Construction confusion in one part of town

July 17, 2008 5:18:30 PM PDT
There are traffic troubles in one part of our area. Road construction is creating big headaches for drivers and business owners who are seeing customers drive the other way. The problem is happening along Holcombe in the small town of Southside Place. City officials there say they warned residents the construction was on the way. They held two public meetings and posted notices in the newspaper. Still, those we talked to didn't expect anything quite like this.

The owner of Green Park pharmacy, Ken Hughes, loves serving his customers. But as of late, he says he's been seeing a lot less of them.

"Our business here for the gifts in the pharmacy are about half of what they were," he said.

In January the city of Southside Place began construction on Holcombe to update its drainage system and make surface improvements. But since then, it's meant a traffic mess. Businesses which rely on Medical Center customers have seen that come to a screeching halt.

"We try to stay positive and keep going and our customers are very supportive but everybody is very concerned," said Gina Koutros with Nick's Pasta Place.

Drivers who travel the road say it's confusing. The signs are not clearly marked.

"Especially if they're not used to driving in this area, they don't know like where to go so they have to make a U-turn or make a detour," said driver Sarah Essaied.

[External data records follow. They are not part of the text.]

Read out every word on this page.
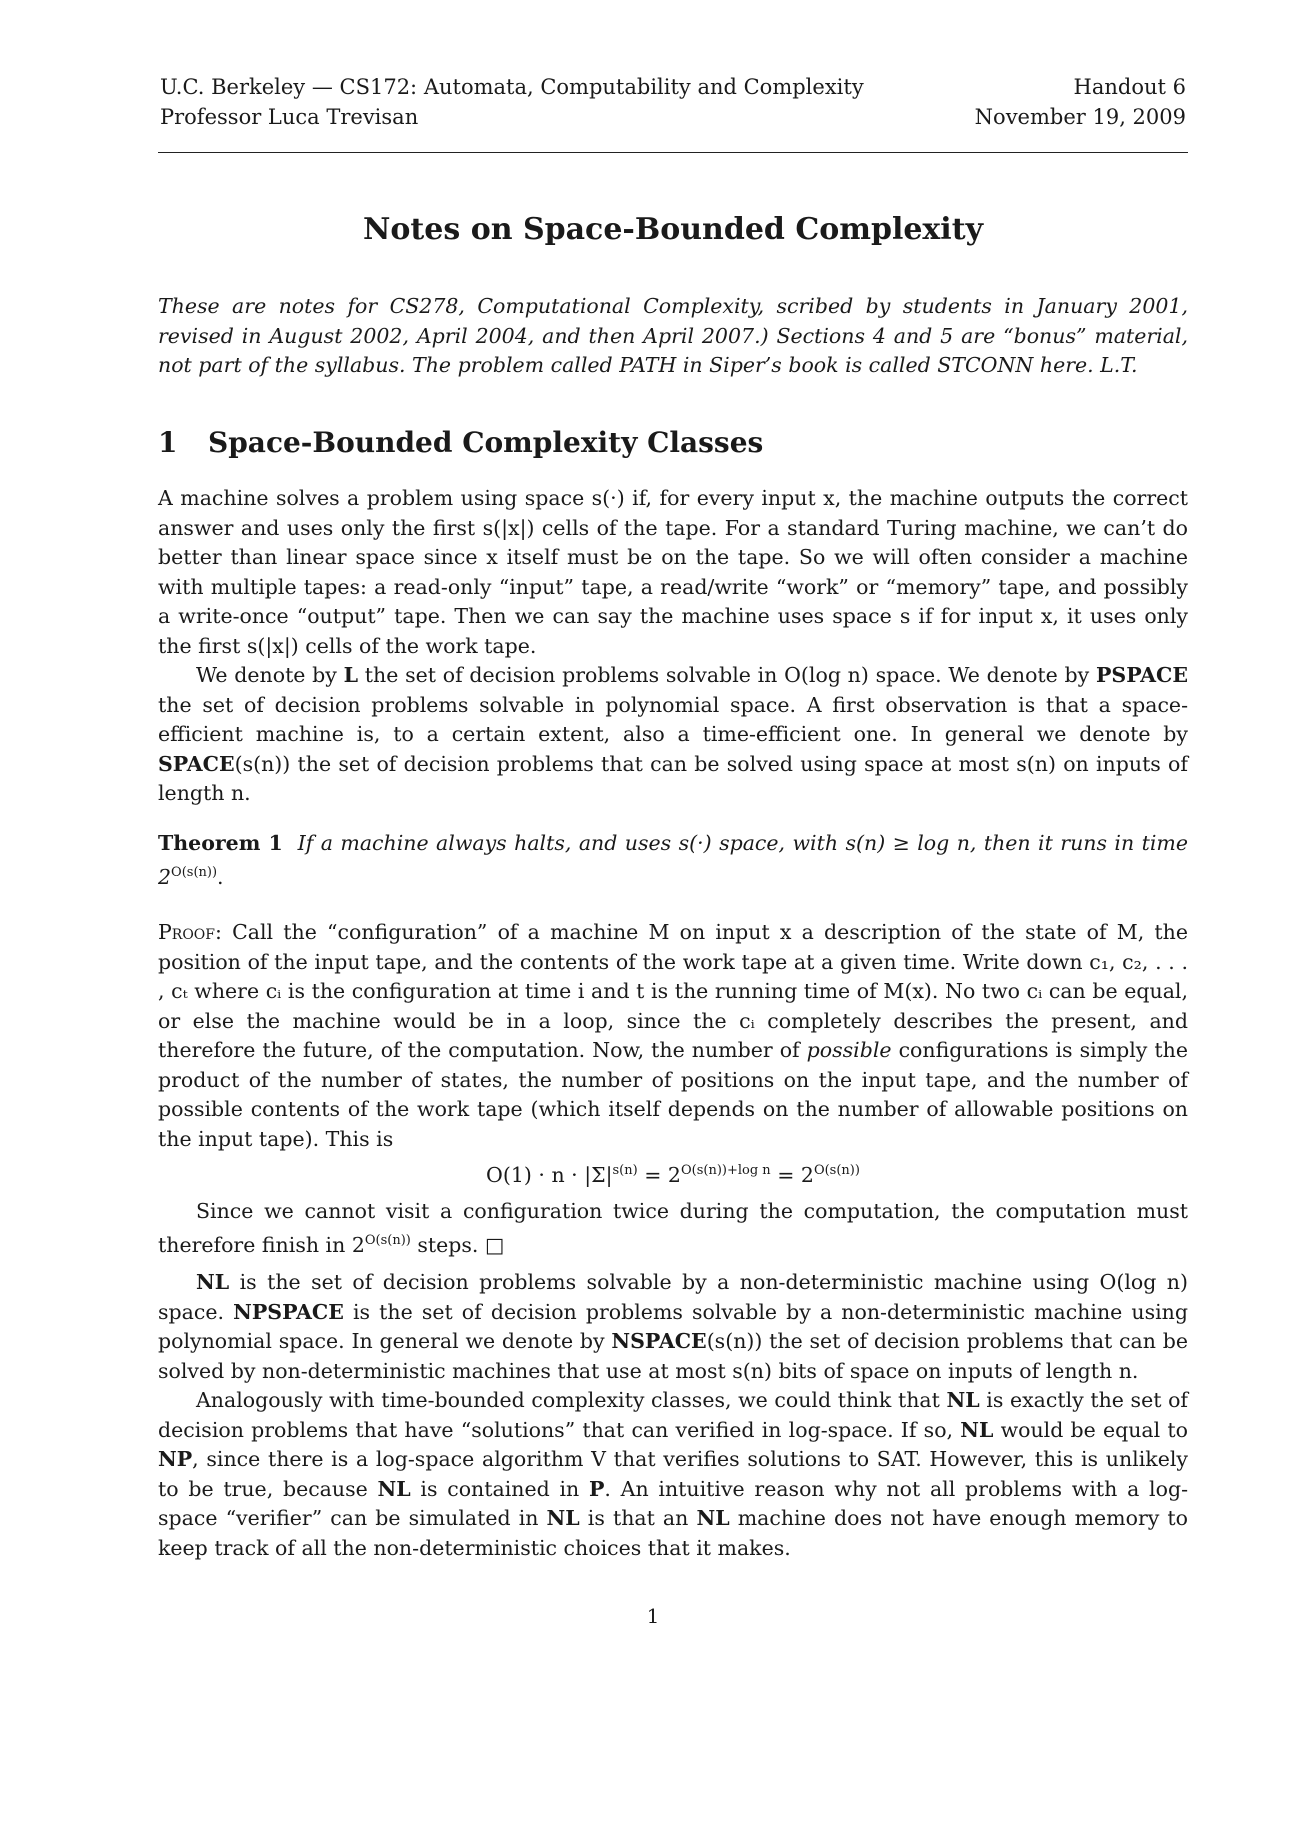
U.C. Berkeley — CS172: Automata, Computability and Complexity	Handout 6
Professor Luca Trevisan	November 19, 2009
Notes on Space-Bounded Complexity
These are notes for CS278, Computational Complexity, scribed by students in January 2001, revised in August 2002, April 2004, and then April 2007.) Sections 4 and 5 are “bonus” material, not part of the syllabus. The problem called PATH in Siper’s book is called STCONN here. L.T.
1 Space-Bounded Complexity Classes

A machine solves a problem using space s(·) if, for every input x, the machine outputs the correct answer and uses only the first s(|x|) cells of the tape. For a standard Turing machine, we can’t do better than linear space since x itself must be on the tape. So we will often consider a machine with multiple tapes: a read-only “input” tape, a read/write “work” or “memory” tape, and possibly a write-once “output” tape. Then we can say the machine uses space s if for input x, it uses only the first s(|x|) cells of the work tape.

We denote by L the set of decision problems solvable in O(log n) space. We denote by PSPACE the set of decision problems solvable in polynomial space. A first observation is that a space-efficient machine is, to a certain extent, also a time-efficient one. In general we denote by SPACE(s(n)) the set of decision problems that can be solved using space at most s(n) on inputs of length n.

Theorem 1 If a machine always halts, and uses s(·) space, with s(n) ≥ log n, then it runs in time $2^{O(s(n))}$.

Proof: Call the “configuration” of a machine M on input x a description of the state of M, the position of the input tape, and the contents of the work tape at a given time. Write down c₁, c₂, . . . , cₜ where cᵢ is the configuration at time i and t is the running time of M(x). No two cᵢ can be equal, or else the machine would be in a loop, since the cᵢ completely describes the present, and therefore the future, of the computation. Now, the number of possible configurations is simply the product of the number of states, the number of positions on the input tape, and the number of possible contents of the work tape (which itself depends on the number of allowable positions on the input tape). This is

$O(1) \cdot n \cdot |\Sigma|^{s(n)} = 2^{O(s(n))+log n} = 2^{O(s(n))}$

Since we cannot visit a configuration twice during the computation, the computation must therefore finish in $2^{O(s(n))}$ steps. □

NL is the set of decision problems solvable by a non-deterministic machine using O(log n) space. NPSPACE is the set of decision problems solvable by a non-deterministic machine using polynomial space. In general we denote by NSPACE(s(n)) the set of decision problems that can be solved by non-deterministic machines that use at most s(n) bits of space on inputs of length n.

Analogously with time-bounded complexity classes, we could think that NL is exactly the set of decision problems that have “solutions” that can verified in log-space. If so, NL would be equal to NP, since there is a log-space algorithm V that verifies solutions to SAT. However, this is unlikely to be true, because NL is contained in P. An intuitive reason why not all problems with a log-space “verifier” can be simulated in NL is that an NL machine does not have enough memory to keep track of all the non-deterministic choices that it makes.

1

We caught one driver attempting to back up in the middle of an intersection. Some drivers even drove the wrong way on a one-way street. Still, some complain police are targeting them for what they blame is a lack of a traffic plan.

"The police car was sitting right beside me," said Hughes.

No one from Southside Place would comment on camera about the construction. However, City Manager David Moss told us police are just enforcing the law. And enforcing the law they are. For the first six months of this year, officers have handed out a total of 158 traffic tickets for driving the center lane, a center lane that didn't exist prior to the construction.

"They are just not directing the traffic well enough to get people in and out of places," Hughes complained.

The city manager tells me that he will send a crew to look at the construction site and decide if any signs need to be changed. But in the meantime, drivers need to be warned. This project is not expected to be done until the end of 2009.